Als Tamas abgeworfen wurde, hat er sich den Arm gebrochen. Sie übermittelte Tris ein Bild davon, wie Tamas’ Arm kurz nach dem Sturz ausgesehen hatte. Jemand hat ihn geheilt. Gerade eben. Warst du das?

Nein. Es folgte eine Pause, und dann: Ich bezweifle, dass irgendjemand hier Grüne Magie wirken kann. Wir können einander für gewöhnlich auf Anhieb erkennen. Auch kann ich normalerweise immer feststellen, ob jemand kürzlich Grüne Magie zur Anwendung gebracht hat, aber dergleichen sehe ich hier nicht. Menschenmagier können einen Knochen behandeln, indem sie Magie als eine Art Schiene einsetzen, aber das erfordert sehr viel Macht. Schwache Menschenmagier … Er brach ab und fügte nach einer Weile hinzu. Sag mir, wie stark ist dieser Magier, den du suchst, wirklich?

Er war Schüler des ehemaligen ae’Magi, erwiderte Rialla langsam. Kannst du feststellen, ob ein Menschenmagier Tamas’ Arm geheilt hat?

Ein Menschenmagier kann den Arm nicht heilen, erklärte Tris, er kann ihn, wie ich schon sagte, nur richten. Und er müsste den Zauber auch beständig erneuern. Wenn also der Magier einschliefe, würde der Zauber an Wirkung verlieren. Es sei denn, er hat Runen benutzt, aber das würde ich wissen. Tatsächlich kann ich keine wie auch immer geartete Magie erspüren. Andererseits war der einzige Menschenmagier, mit dem ich je zu tun hatte, Trenna, die alte Frau, die mich in Tallonwald als Heiler angeworben hat. Und sie war nur unzureichend ausgebildet; insofern muss ich sagen: Nein, ich kann nicht sagen, ob ich zweifelsfrei feststellen könnte, dass ein Mensch Magie gewirkt hat.
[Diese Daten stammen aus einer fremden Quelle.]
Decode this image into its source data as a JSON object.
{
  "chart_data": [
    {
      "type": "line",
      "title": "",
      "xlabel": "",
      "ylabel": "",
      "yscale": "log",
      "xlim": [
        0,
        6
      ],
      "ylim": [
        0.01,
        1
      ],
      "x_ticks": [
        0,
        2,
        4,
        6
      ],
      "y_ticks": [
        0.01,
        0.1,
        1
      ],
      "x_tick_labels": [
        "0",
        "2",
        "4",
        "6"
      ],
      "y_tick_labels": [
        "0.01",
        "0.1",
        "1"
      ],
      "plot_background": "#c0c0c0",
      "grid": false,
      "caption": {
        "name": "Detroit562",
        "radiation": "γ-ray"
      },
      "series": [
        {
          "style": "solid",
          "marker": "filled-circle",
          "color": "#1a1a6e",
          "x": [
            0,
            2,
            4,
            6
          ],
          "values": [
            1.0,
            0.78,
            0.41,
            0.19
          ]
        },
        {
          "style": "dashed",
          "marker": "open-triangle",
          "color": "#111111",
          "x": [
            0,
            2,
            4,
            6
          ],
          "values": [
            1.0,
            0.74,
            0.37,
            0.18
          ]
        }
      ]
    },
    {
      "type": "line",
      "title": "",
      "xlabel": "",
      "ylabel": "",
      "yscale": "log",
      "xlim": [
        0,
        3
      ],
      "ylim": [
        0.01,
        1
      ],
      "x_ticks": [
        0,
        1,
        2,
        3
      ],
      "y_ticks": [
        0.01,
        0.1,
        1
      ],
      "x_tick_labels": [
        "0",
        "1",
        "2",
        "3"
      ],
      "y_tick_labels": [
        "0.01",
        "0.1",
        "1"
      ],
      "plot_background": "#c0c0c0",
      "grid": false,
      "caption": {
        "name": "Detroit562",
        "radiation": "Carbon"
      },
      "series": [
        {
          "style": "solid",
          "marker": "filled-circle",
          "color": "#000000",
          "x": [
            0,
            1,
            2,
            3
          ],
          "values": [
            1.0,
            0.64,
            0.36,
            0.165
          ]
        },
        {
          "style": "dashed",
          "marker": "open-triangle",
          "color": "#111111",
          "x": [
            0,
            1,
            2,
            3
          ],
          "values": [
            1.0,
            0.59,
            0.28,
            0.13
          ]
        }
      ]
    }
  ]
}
Rialla grübelte über das eben Gehörte nach. Sie fragte sich, warum Tamas’ gebrochener Arm Winterseine so sehr am Herzen liegen sollte, dass er eine Unmenge an Magie darauf verwendet haben musste, um ihn wiederherzustellen. Und das, wo doch die Einzigen, die er damit beeindrucken konnte, seine eigenen Bediensteten waren. Nein, das alles passte ganz und gar nicht zu ihrem ehemaligen Meister.

Rialla zitterte und zermarterte sich mit wachsendem Unbehagen das Hirn über das Wesen der Magie – menschliche wie Grüne. Über welche Macht mochte da erst der Prophet eines Gottes verfügen?